ODFS Director Ribal Al-Assad expressed his dismay at the news.

“These proposed negotiations are an enormous disappointment and will only lead to failure,” he said. “The parties invited to these talks have been selectively chosen and do not represent all the people of Syria. The entire process has been very exclusive and undemocratic.

"Also, it is completely unacceptable that violent, extremist Islamist groups have been invited to the talks. These people believe that anyone who does not share their twisted ideology is an infidel or apostate deserving of death.

“Islamic extremists will never commit to a secular, civil constitution. They have no respect for democracy, gender equality or human rights. Instead they plan on establishing an Islamic caliphate under sharia law.

"It is naive and dangerous to believe that these kinds of people can be true partners for dialogue. They must not be included in talks as they are fundamentally opposed to peace on any other terms but their own. Negotiation with them is pointless.

“It is outrageous that after five years of vicious war the people of Syria find themselves betrayed by the international community, and are having to choose between a dictatorship and Islamist groups who are no different from Islamic State and Al-Nusra and who share the same perverted ideology.

“Mr. Di Mistura should include all groups who genuinely believe in democracy and the equality of all citizens under the rule of law regardless of religion, sect, ethnic group or gender and who are willing to sign and commit to it. When he was appointed, he said he would talk to everyone, but this clearly has not been the case.

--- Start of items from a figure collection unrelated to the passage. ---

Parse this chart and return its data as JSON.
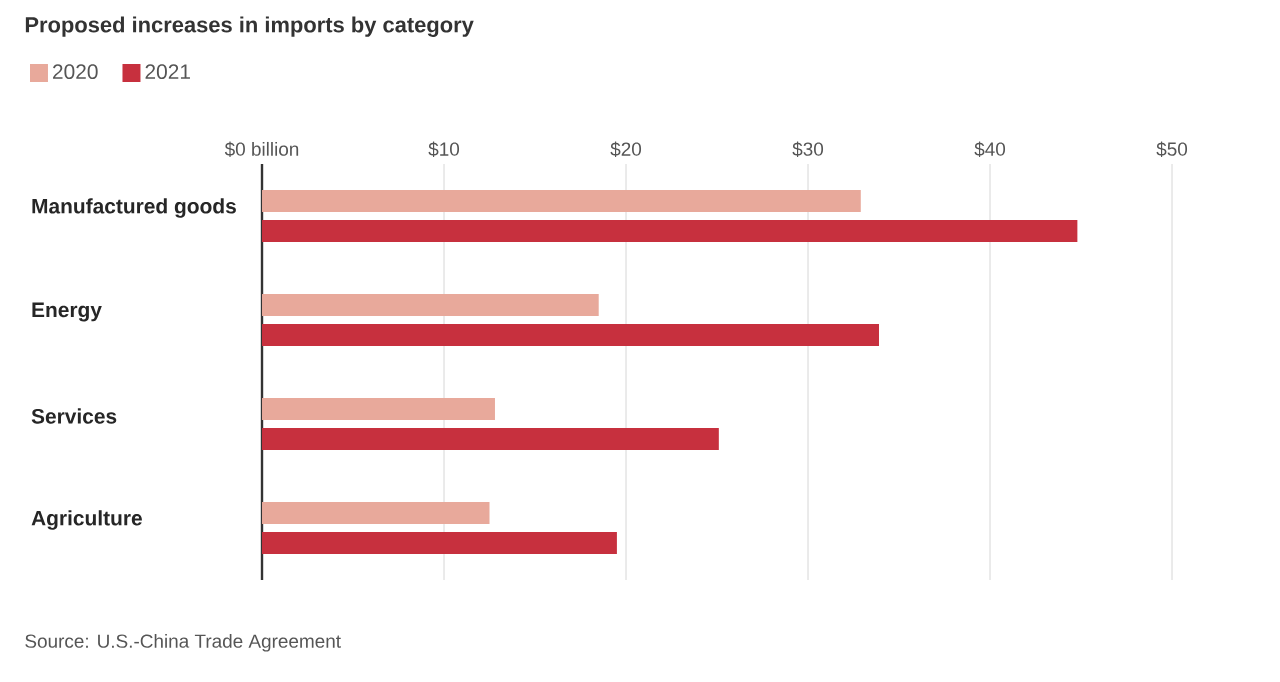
{
  "chart_data": {
    "type": "bar",
    "orientation": "horizontal",
    "title": "Proposed increases in imports by category",
    "categories": [
      "Manufactured goods",
      "Energy",
      "Services",
      "Agriculture"
    ],
    "series": [
      {
        "name": "2020",
        "color": "#e8a99b",
        "values": [
          32.9,
          18.5,
          12.8,
          12.5
        ]
      },
      {
        "name": "2021",
        "color": "#c7303e",
        "values": [
          44.8,
          33.9,
          25.1,
          19.5
        ]
      }
    ],
    "xlim": [
      0,
      50
    ],
    "xticks": [
      {
        "value": 0,
        "label": "$0 billion"
      },
      {
        "value": 10,
        "label": "$10"
      },
      {
        "value": 20,
        "label": "$20"
      },
      {
        "value": 30,
        "label": "$30"
      },
      {
        "value": 40,
        "label": "$40"
      },
      {
        "value": 50,
        "label": "$50"
      }
    ],
    "grid": "x",
    "legend": "top left",
    "annotations": [
      "Source: U.S.-China Trade Agreement"
    ]
  }
}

“The United Nations’ job is not to stop the war by trying to please regional and international players. These talks are a transparent attempt by outside powers to find opportunities for their stooges to land future government positions, which would of course grant them the influence necessary to control Syria’s destiny.

“Why hasn’t Di Mistura invited all genuinely democratic and representative parties, such as the Kurds, who constitute an important part of Syria’s national fabric, who have fought long and hard against the Islamic State and other Islamist groups, and whose democratic forces include women and control most of northern Syria? If they are not invited to the talks, it only provides an incentive for them to try to secede from Syria and create their own state.

"And why hasn't he invited the Syrian National Democratic Council and other democratic groups?

“Again, this is to please certain regional powers, the regime and the Islamists. But is that really what the United Nations stands here for? To pick and choose who can have a say in their future? How is that democratic?

“Furthermore, by inviting only the warring parties, these talks are almost encouraging peaceful parties to pick up arms and fight, as this seems to be the only way to gain a seat at the table and be part of their country's future.

“This is a sorry state of affairs. The United Nations should be doing its utmost to make sure talks include only those committed to a democratic future for Syria, and it must include all of them. A peaceful solution will not be achieved otherwise.”